Mid-sized business jet type is likely to fill VIP/transport and other roles including airborne battlefield surveillance

Japan's Air and Maritime Self-Defence Forces (JASDF and JMSDF) are to kick-off the search for a replacement for their 17 ageing NAMC YS-11s as part of the country's latest mid-term defence plan.

The country meanwhile is tentatively expressing interest in acquiring a business jet-based battlefield surveillance capability, say sources.

The JASDF and JMSDF have held informal talks with potential bidders for the YS-11 replacement, but are thought unlikely to formalise their requirements before the end of the year at the earliest. One industry source suggests contracts could be signed by 2003, although others believe the date will be later.

The two services are reviewing the roles performed by their respective YS-11 fleets to determine whether a common mid-sized business jet platform could serve as a replacement, or if smaller or larger aircraft types will be required as well. It is likely that fewer than 17 aircraft will be procured as the new platforms are expected to be operated more efficiently. In addition some of the YS-11 transport work could eventually be performed using the indigenous C-X aircraft currently under study.

The Japanese-built twin turboprops are used primarily in the VIP and transport roles, and for calibration work, electronic countermeasures and a range of training missions. However, the JMSDF is understood to be looking primarily for new transports, while the JASDF wants transports plus a platform for surveillance and electronic intelligence missions.

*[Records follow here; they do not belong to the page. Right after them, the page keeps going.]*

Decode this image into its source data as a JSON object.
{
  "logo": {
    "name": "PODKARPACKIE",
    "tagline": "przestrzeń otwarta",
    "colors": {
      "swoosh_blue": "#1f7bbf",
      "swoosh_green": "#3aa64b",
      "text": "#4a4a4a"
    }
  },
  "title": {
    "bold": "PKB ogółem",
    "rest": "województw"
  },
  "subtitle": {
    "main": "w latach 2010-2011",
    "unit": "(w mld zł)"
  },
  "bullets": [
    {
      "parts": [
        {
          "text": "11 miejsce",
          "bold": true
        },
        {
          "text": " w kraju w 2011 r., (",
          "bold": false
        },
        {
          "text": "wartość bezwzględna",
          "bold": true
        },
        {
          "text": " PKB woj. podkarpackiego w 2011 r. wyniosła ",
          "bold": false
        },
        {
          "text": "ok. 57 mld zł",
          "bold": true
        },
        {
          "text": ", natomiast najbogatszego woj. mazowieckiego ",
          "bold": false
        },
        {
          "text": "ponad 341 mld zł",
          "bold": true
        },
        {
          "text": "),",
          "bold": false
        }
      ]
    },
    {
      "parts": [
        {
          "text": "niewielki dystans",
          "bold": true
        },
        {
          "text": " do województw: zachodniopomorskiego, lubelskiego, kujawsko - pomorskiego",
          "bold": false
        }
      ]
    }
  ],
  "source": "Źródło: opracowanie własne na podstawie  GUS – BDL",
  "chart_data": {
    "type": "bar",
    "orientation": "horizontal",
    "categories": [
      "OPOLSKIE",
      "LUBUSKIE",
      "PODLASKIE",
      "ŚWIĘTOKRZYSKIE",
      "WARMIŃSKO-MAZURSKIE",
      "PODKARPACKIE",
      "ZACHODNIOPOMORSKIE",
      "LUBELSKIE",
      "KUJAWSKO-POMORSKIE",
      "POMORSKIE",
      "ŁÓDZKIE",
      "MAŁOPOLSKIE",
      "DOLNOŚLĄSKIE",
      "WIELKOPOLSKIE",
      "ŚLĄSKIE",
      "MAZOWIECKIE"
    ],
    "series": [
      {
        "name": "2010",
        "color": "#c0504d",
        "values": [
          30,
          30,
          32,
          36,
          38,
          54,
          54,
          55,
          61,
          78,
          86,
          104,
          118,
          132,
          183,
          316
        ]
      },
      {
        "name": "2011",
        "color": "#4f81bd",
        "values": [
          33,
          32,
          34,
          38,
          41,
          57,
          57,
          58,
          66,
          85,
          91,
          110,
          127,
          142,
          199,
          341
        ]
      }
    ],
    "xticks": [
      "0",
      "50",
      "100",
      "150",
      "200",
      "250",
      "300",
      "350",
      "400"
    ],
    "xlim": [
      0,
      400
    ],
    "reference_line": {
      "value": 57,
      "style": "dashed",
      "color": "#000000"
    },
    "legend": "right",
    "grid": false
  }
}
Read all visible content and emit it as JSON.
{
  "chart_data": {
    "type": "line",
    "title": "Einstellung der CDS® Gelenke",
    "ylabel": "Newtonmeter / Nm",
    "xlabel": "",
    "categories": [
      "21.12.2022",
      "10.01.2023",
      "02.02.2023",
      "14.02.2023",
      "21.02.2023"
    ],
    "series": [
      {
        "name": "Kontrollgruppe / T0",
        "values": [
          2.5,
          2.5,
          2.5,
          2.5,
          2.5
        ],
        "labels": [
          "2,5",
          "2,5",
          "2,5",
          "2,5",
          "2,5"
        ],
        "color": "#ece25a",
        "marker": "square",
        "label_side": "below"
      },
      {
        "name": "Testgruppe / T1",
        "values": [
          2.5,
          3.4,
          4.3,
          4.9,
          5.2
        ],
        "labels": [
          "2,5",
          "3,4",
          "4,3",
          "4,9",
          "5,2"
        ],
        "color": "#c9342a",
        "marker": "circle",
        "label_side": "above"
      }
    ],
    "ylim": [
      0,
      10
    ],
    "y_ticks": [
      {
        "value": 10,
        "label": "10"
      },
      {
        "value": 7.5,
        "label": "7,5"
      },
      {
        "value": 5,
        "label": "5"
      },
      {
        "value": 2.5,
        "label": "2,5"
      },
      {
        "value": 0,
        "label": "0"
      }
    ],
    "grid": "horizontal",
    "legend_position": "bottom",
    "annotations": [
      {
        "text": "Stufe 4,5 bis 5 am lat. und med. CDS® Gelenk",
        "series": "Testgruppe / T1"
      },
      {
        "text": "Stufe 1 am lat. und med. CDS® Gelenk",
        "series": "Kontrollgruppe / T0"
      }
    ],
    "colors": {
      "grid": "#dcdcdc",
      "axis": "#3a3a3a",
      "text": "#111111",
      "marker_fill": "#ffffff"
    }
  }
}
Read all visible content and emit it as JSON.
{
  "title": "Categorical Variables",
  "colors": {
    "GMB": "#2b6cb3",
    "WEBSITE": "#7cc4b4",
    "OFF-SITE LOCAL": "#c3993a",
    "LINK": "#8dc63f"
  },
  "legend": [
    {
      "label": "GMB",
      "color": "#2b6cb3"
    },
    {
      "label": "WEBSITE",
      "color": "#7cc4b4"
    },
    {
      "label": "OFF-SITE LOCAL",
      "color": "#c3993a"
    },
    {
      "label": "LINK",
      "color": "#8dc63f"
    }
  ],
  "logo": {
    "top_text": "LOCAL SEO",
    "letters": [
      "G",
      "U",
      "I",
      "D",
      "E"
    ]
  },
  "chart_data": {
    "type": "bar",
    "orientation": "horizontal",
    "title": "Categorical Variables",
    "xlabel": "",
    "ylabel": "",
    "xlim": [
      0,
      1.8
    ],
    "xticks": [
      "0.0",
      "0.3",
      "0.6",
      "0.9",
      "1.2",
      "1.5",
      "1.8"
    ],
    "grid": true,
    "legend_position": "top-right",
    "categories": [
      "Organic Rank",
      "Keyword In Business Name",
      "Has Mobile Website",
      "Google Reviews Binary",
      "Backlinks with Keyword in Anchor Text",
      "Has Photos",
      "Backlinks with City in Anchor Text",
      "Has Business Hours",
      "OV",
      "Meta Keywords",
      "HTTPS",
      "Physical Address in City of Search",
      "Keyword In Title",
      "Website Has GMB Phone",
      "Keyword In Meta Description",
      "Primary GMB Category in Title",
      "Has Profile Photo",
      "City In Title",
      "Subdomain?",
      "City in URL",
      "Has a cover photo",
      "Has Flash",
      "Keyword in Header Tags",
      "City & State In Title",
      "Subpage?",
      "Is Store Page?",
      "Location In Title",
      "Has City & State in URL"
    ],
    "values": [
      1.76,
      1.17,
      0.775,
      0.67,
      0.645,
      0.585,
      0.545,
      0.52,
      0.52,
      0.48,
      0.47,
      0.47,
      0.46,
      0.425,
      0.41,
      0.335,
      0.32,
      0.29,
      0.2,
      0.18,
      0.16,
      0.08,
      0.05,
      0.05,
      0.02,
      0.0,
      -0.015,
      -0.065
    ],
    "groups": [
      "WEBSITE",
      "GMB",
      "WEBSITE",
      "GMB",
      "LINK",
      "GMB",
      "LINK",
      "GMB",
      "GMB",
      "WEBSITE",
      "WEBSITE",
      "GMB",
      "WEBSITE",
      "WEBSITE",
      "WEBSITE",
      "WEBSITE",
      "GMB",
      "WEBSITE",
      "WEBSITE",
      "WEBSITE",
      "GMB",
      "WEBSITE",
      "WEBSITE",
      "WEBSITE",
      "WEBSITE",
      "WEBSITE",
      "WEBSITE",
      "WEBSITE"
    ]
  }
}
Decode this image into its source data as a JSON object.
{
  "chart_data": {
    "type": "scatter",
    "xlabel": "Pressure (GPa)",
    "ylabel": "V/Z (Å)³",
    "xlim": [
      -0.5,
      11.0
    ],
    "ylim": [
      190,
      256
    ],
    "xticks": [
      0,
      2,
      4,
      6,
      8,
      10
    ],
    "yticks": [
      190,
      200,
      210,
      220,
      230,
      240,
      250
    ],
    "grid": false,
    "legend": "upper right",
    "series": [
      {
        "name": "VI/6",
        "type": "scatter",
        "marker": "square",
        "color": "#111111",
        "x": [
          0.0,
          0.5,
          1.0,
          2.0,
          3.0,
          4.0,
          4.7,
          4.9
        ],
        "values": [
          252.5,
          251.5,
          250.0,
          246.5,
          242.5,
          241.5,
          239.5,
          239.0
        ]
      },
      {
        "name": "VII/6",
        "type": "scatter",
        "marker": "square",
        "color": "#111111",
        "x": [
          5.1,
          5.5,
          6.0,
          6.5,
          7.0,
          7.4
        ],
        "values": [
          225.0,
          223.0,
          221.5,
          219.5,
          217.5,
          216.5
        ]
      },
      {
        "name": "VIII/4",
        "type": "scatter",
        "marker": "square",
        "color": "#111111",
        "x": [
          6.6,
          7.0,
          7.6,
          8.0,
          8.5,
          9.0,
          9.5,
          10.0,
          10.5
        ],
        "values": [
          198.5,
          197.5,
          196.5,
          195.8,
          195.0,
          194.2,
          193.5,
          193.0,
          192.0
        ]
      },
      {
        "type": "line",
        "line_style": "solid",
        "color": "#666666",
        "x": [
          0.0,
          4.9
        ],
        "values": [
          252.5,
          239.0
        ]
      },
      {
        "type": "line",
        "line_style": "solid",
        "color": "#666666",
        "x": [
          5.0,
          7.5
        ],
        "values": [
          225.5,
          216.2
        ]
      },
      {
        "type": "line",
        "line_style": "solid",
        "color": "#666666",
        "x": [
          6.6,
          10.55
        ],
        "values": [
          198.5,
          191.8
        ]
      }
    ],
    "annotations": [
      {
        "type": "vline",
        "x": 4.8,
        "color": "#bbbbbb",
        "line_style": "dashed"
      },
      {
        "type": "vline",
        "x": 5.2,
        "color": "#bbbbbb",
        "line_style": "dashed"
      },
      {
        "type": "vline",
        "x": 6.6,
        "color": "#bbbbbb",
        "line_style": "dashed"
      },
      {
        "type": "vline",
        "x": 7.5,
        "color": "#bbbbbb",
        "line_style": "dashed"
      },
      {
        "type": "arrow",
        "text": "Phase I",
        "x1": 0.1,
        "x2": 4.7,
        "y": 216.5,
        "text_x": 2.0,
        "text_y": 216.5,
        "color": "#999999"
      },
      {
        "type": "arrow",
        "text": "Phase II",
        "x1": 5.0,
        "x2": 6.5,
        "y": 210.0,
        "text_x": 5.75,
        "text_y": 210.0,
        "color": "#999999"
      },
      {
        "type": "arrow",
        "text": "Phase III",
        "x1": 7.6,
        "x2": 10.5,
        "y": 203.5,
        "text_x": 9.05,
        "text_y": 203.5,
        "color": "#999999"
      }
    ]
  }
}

The sources say the transport requirement is likely to pitch the Gulfstream IV against the Bomb-ardier Challenger and members of Dassault's Falcon family. The JASDF already operates four cargo-door equipped GIVs (locally designated U-4s) and is also considering upgrading these aircraft. The JASDF also uses Raytheon Hawker 800s for special missions.

The JMSDF is understood to be also looking at large turboprops such as the Bombardier Dash 8 and ATR 72, in addition to business jets.

One option would be for Japan to acquire a battlefield surveillance platform as part of the YS-11 replacement. The country is showing interest in systems such as Raytheon's Ground Surveillance Airborne Radar System, a Bombardier Global Express-based version of which is being acquired by the UK for its Airborne Stand-Off Radar requirement.

The ageing YS-11s are becoming expensive to operate and support costs are likely to rise further as the type is progressively phased out by commercial operators.